Vinte governadores assinaram, em setembro de 2021, uma carta desmentindo o presidente – o governador do Amazonas, Wilson Lima (União Brasil), não assinou o documento. No texto, eles afirmaram que a alta do preço era resultado da política de preços da Petrobras, que faz reajustes com base nas oscilações do barril de petróleo no mercado internacional.
Em fevereiro deste ano, em live nas redes sociais, Bolsonaro afirmou que o Ministério da Justiça entraria com ações contra os governos estaduais em razão da alta na arrecadação com o ICMS sobre os combustíveis. Ao defender a unificação do imposto estadual, o presidente disse que os estados “estão lucrando e muito com o ICMS”.
Em março, o Congresso Nacional aprovou e o presidente sancionou o projeto que determina a criação de uma alíquota única em todos os estados para o ICMS. A proposta foi uma maneira que o governo encontrou para tentar forçar os governadores a mudar o imposto sobre combustíveis em um momento de alta de preços e avanço da inflação.

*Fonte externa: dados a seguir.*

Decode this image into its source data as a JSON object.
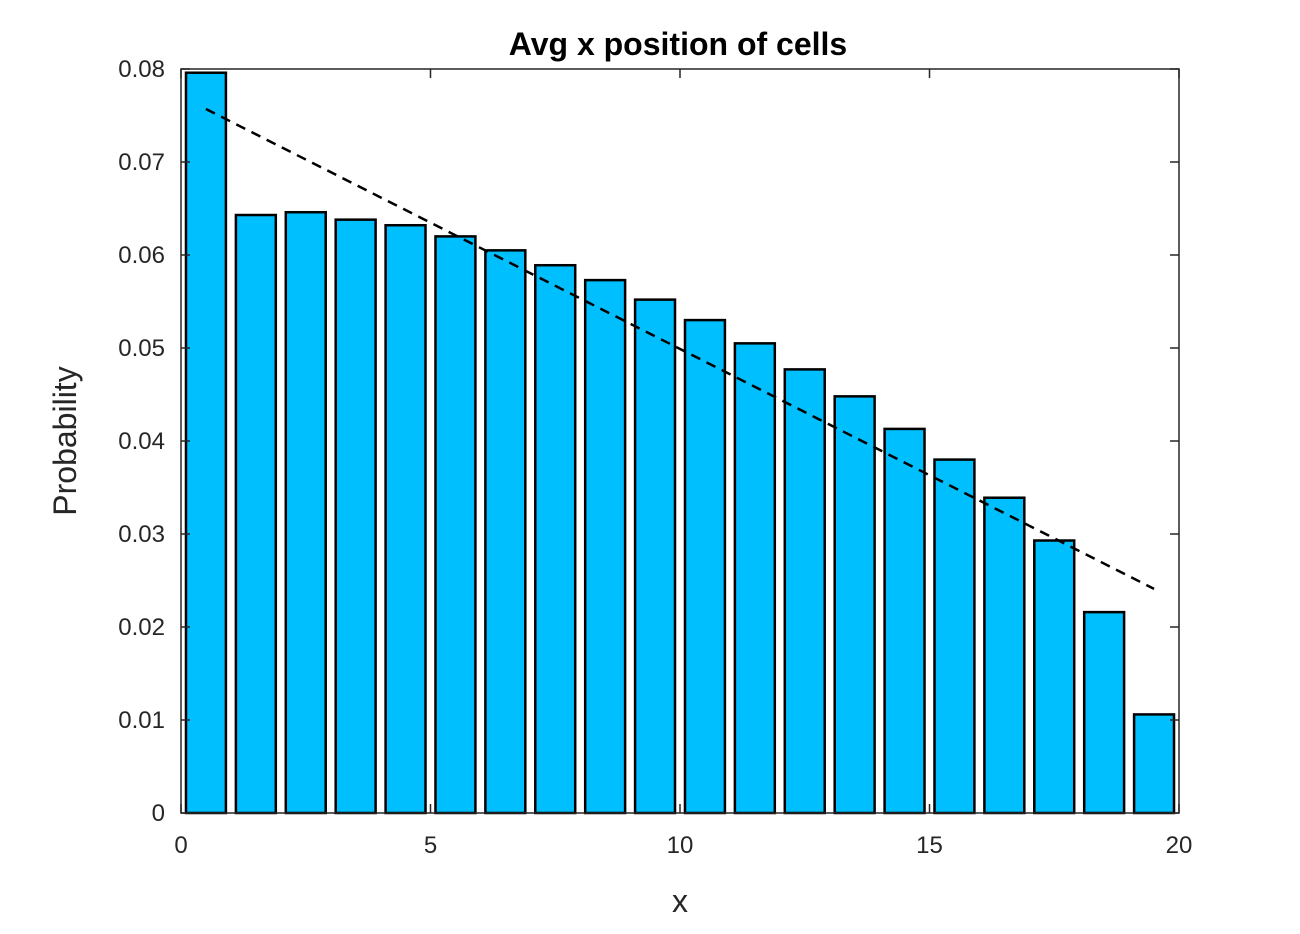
{
  "chart_data": {
    "type": "bar",
    "title": "Avg x position of cells",
    "xlabel": "x",
    "ylabel": "Probability",
    "xlim": [
      0,
      20
    ],
    "ylim": [
      0,
      0.08
    ],
    "x_ticks": [
      0,
      5,
      10,
      15,
      20
    ],
    "y_ticks": [
      0,
      0.01,
      0.02,
      0.03,
      0.04,
      0.05,
      0.06,
      0.07,
      0.08
    ],
    "bin_width": 1,
    "x": [
      0.5,
      1.5,
      2.5,
      3.5,
      4.5,
      5.5,
      6.5,
      7.5,
      8.5,
      9.5,
      10.5,
      11.5,
      12.5,
      13.5,
      14.5,
      15.5,
      16.5,
      17.5,
      18.5,
      19.5
    ],
    "values": [
      0.0796,
      0.0643,
      0.0646,
      0.0638,
      0.0632,
      0.062,
      0.0605,
      0.0589,
      0.0573,
      0.0552,
      0.053,
      0.0505,
      0.0477,
      0.0448,
      0.0413,
      0.038,
      0.0339,
      0.0293,
      0.0216,
      0.0106
    ],
    "bar_color": "#00BFFF",
    "bar_edge_color": "#000000",
    "fit_line": {
      "style": "dashed",
      "color": "#000000",
      "x": [
        0.5,
        19.5
      ],
      "y": [
        0.0757,
        0.0241
      ]
    },
    "grid": false,
    "legend": "none"
  }
}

No dia 24 de março, o Confaz (Conselho Nacional de Política Fazendária), formado pelos 26 estados, o Distrito Federal e representantes do Ministério da Economia, anunciou que a alíquota única sobre o diesel terá um limite máximo de R$ 1,006 no país, mas cada estado poderá conceder uma espécie de benefício fiscal.
De acordo com o Confaz, as novas alíquotas passam a valer em 1º de julho. Até lá, a cobrança de ICMS sobre os combustíveis, inclusive do diesel, continuará sendo feita sobre os preços de referência praticados em novembro do ano passado, mantendo o congelamento adotado pelos governadores.
O secretário de Fazenda do Amazonas, Alex Del Giglio, explica que, nos próximos meses, o Confaz deve fazer os ajustes em relação a gasolina, ao álcool etílico e ao gás natural. “Enquanto a gente não fizer a nova sistemática do álcool etílico, da gasolina e do gás natural, a gente vai adotar os preços referentes a novembro de 2021”, disse o secretário.